On the supply side, an ongoing embargo on Russian crude oil and oil products recently went into effect and is tightening energy markets, especially for fuels like diesel and gasoline. Importantly, fuel from Russia that was destined for Europe would need to be diverted or curtailed, requiring replacements to be imported from countries like the U.S. This will drive up American fuel prices.
The net effect of increased Chinese demand and reduced Russian supply is a going to be a tightening of global energy markets, forcing up fuel prices at the pump for American consumers. This tightening will coincide with seasonality in gasoline prices as traders start to anticipate the summer driving season (Figure 5).
Therefore, we are likely to see a resumption of energy inflation within CPI in the coming months.
In addition to energy, I believe the Chinese re-opening story will have large impacts on many other commodities like iron ore and copper. Already, we have seen iron ore prices rally by more than 60% since the China re-opening story broke, as many investors expect a massive round of fiscal stimulus to jump start the moribund Chinese economy (Figure 6).
In the coming months, we may see the return of commodity-driven inflation as we lap the basing effects of 2022 (i.e. while iron ore prices are down YoY currently, if prices stay constant, YoY figures will begin to turn positive by July).
If commodity-led inflation makes a comeback in the next few quarters, the RLY ETF could be poised to benefit as its portfolio has 35% allocated to natural resource equities and 23% allocated to commodities, in addition to a 12% allocation to inflation linked bonds. Note, inflation linked bonds may not benefit in a rising inflation environment if central banks continue to raise interest rates to combat inflation. For more details on why this may be the case, please refer to some of my prior articles on the subject. Figure 7 shows RLY's asset allocation.
In my prior article, I suggested investors monitor the 5-Year, 5-Year Forward Inflation Expectation Rate ("5Yr Breakeven") to see whether they should own the RLY ETF. When 5Yr Breakevens are rising, that means inflation expectations are rising, and commodities and natural resource equities should do well (Figure 8).
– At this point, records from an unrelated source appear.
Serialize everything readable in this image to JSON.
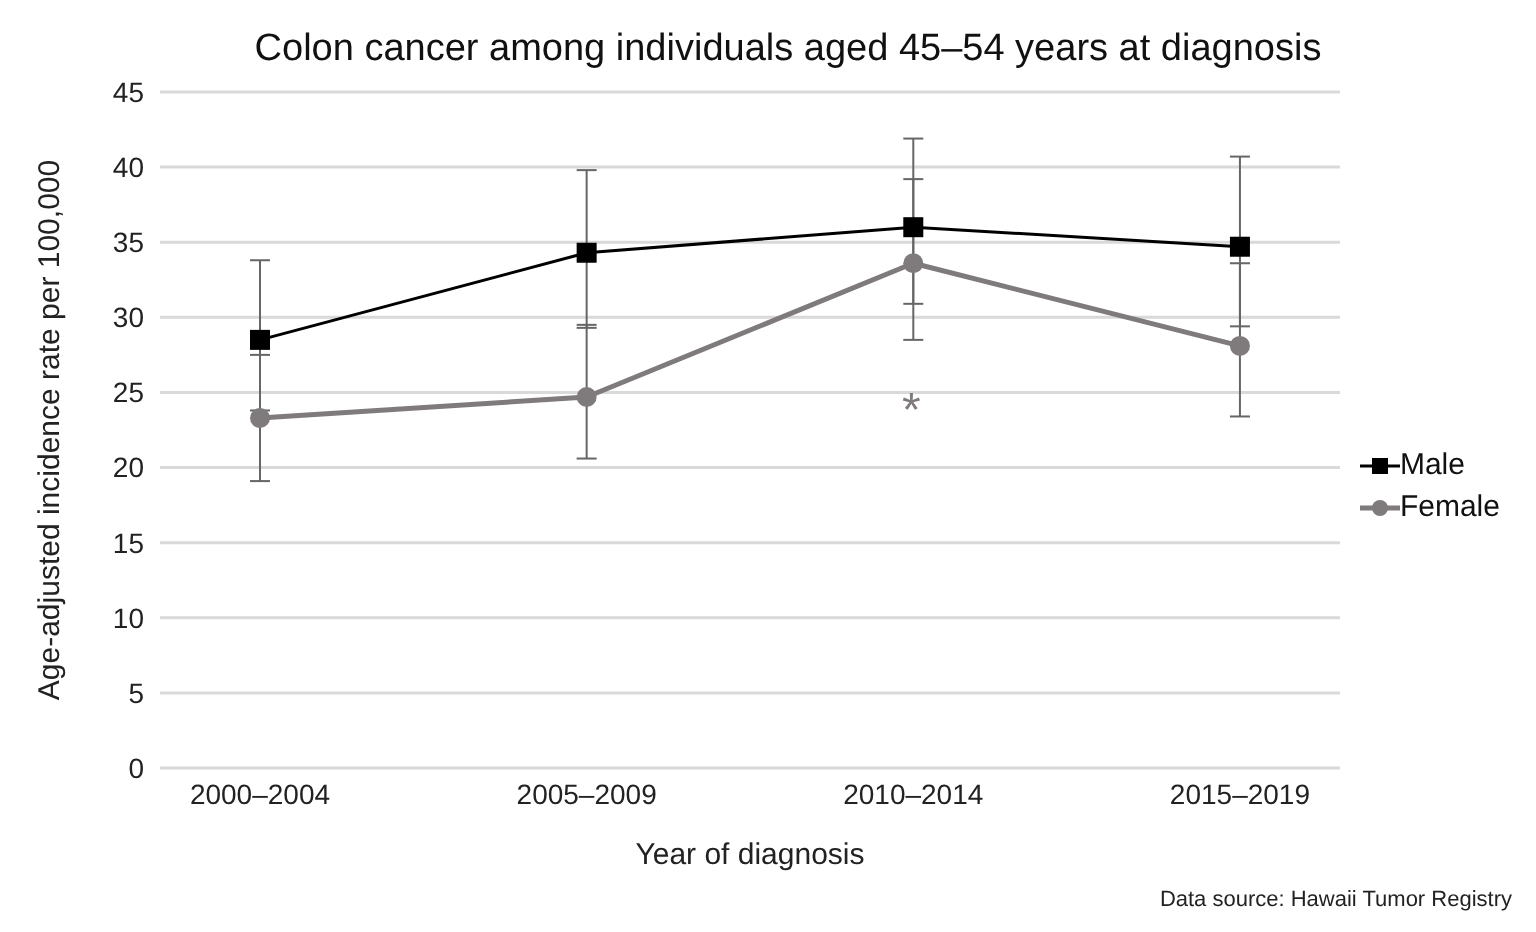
{
  "chart_data": {
    "type": "line",
    "title": "Colon cancer among individuals aged 45–54 years at diagnosis",
    "xlabel": "Year of diagnosis",
    "ylabel": "Age-adjusted incidence rate per 100,000",
    "categories": [
      "2000–2004",
      "2005–2009",
      "2010–2014",
      "2015–2019"
    ],
    "series": [
      {
        "name": "Male",
        "color": "#000000",
        "marker": "square",
        "values": [
          28.5,
          34.3,
          36.0,
          34.7
        ],
        "errors": [
          [
            23.8,
            33.8
          ],
          [
            29.3,
            39.8
          ],
          [
            30.9,
            41.9
          ],
          [
            29.4,
            40.7
          ]
        ]
      },
      {
        "name": "Female",
        "color": "#7f7a7b",
        "marker": "circle",
        "values": [
          23.3,
          24.7,
          33.6,
          28.1
        ],
        "errors": [
          [
            19.1,
            27.5
          ],
          [
            20.6,
            29.5
          ],
          [
            28.5,
            39.2
          ],
          [
            23.4,
            33.6
          ]
        ]
      }
    ],
    "ylim": [
      0,
      45
    ],
    "yticks": [
      0,
      5,
      10,
      15,
      20,
      25,
      30,
      35,
      40,
      45
    ],
    "grid": "y",
    "legend": "right",
    "annotations": [
      "*",
      "Data source: Hawaii Tumor Registry"
    ]
  }
}
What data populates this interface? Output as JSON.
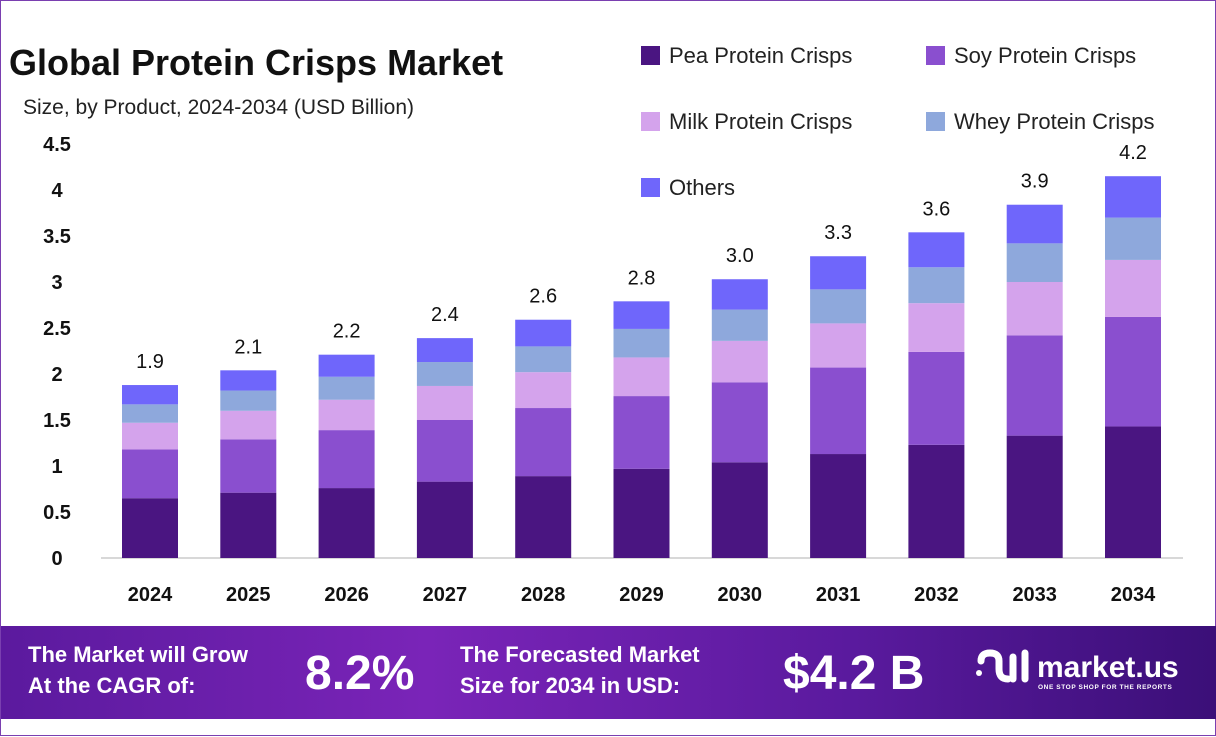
{
  "chart_data": {
    "type": "bar",
    "stacked": true,
    "title": "Global Protein Crisps Market",
    "subtitle": "Size, by Product, 2024-2034 (USD Billion)",
    "categories": [
      "2024",
      "2025",
      "2026",
      "2027",
      "2028",
      "2029",
      "2030",
      "2031",
      "2032",
      "2033",
      "2034"
    ],
    "series": [
      {
        "name": "Pea Protein Crisps",
        "color": "#4a1581",
        "values": [
          0.65,
          0.71,
          0.76,
          0.83,
          0.89,
          0.97,
          1.04,
          1.13,
          1.23,
          1.33,
          1.43
        ]
      },
      {
        "name": "Soy Protein Crisps",
        "color": "#8a4fcf",
        "values": [
          0.53,
          0.58,
          0.63,
          0.67,
          0.74,
          0.79,
          0.87,
          0.94,
          1.01,
          1.09,
          1.19
        ]
      },
      {
        "name": "Milk Protein Crisps",
        "color": "#d4a3ec",
        "values": [
          0.29,
          0.31,
          0.33,
          0.37,
          0.39,
          0.42,
          0.45,
          0.48,
          0.53,
          0.58,
          0.62
        ]
      },
      {
        "name": "Whey Protein Crisps",
        "color": "#8ea8dc",
        "values": [
          0.2,
          0.22,
          0.25,
          0.26,
          0.28,
          0.31,
          0.34,
          0.37,
          0.39,
          0.42,
          0.46
        ]
      },
      {
        "name": "Others",
        "color": "#6f66fb",
        "values": [
          0.21,
          0.22,
          0.24,
          0.26,
          0.29,
          0.3,
          0.33,
          0.36,
          0.38,
          0.42,
          0.45
        ]
      }
    ],
    "totals": [
      "1.9",
      "2.1",
      "2.2",
      "2.4",
      "2.6",
      "2.8",
      "3.0",
      "3.3",
      "3.6",
      "3.9",
      "4.2"
    ],
    "yticks": [
      "0",
      "0.5",
      "1",
      "1.5",
      "2",
      "2.5",
      "3",
      "3.5",
      "4",
      "4.5"
    ],
    "ylim": [
      0,
      4.5
    ],
    "grid": false,
    "legend_position": "top-right"
  },
  "banner": {
    "cagr_label_1": "The Market will Grow",
    "cagr_label_2": "At the CAGR of:",
    "cagr_value": "8.2%",
    "forecast_label_1": "The Forecasted Market",
    "forecast_label_2": "Size for 2034 in USD:",
    "forecast_value": "$4.2 B",
    "logo_name": "market.us",
    "logo_tagline": "ONE STOP SHOP FOR THE REPORTS"
  }
}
Looking at the breakeven rate, it appears to be forming a bullish symmetrical triangle that is resolving to the upside. This suggests further upside is to be expected from the RLY ETF.
While I have presented a bullish case in inflation and RLY, there is also a bear case. If the Fed is successful in taming inflation and core inflation figures return to the Fed's 2% target, then we should expect declines in the RLY ETF.
The RLY ETF gives investors 1-stop exposure to commodities, natural resource equities and infrastructure assets that should perform well in an inflationary environment. Although headline inflation has eased in recent months, I believe a case can be made that commodity-led inflation may make a comeback, driven by China's re-opening and Russian energy embargoes. I believe investors should hold the RLY ETF to protect against such a scenario.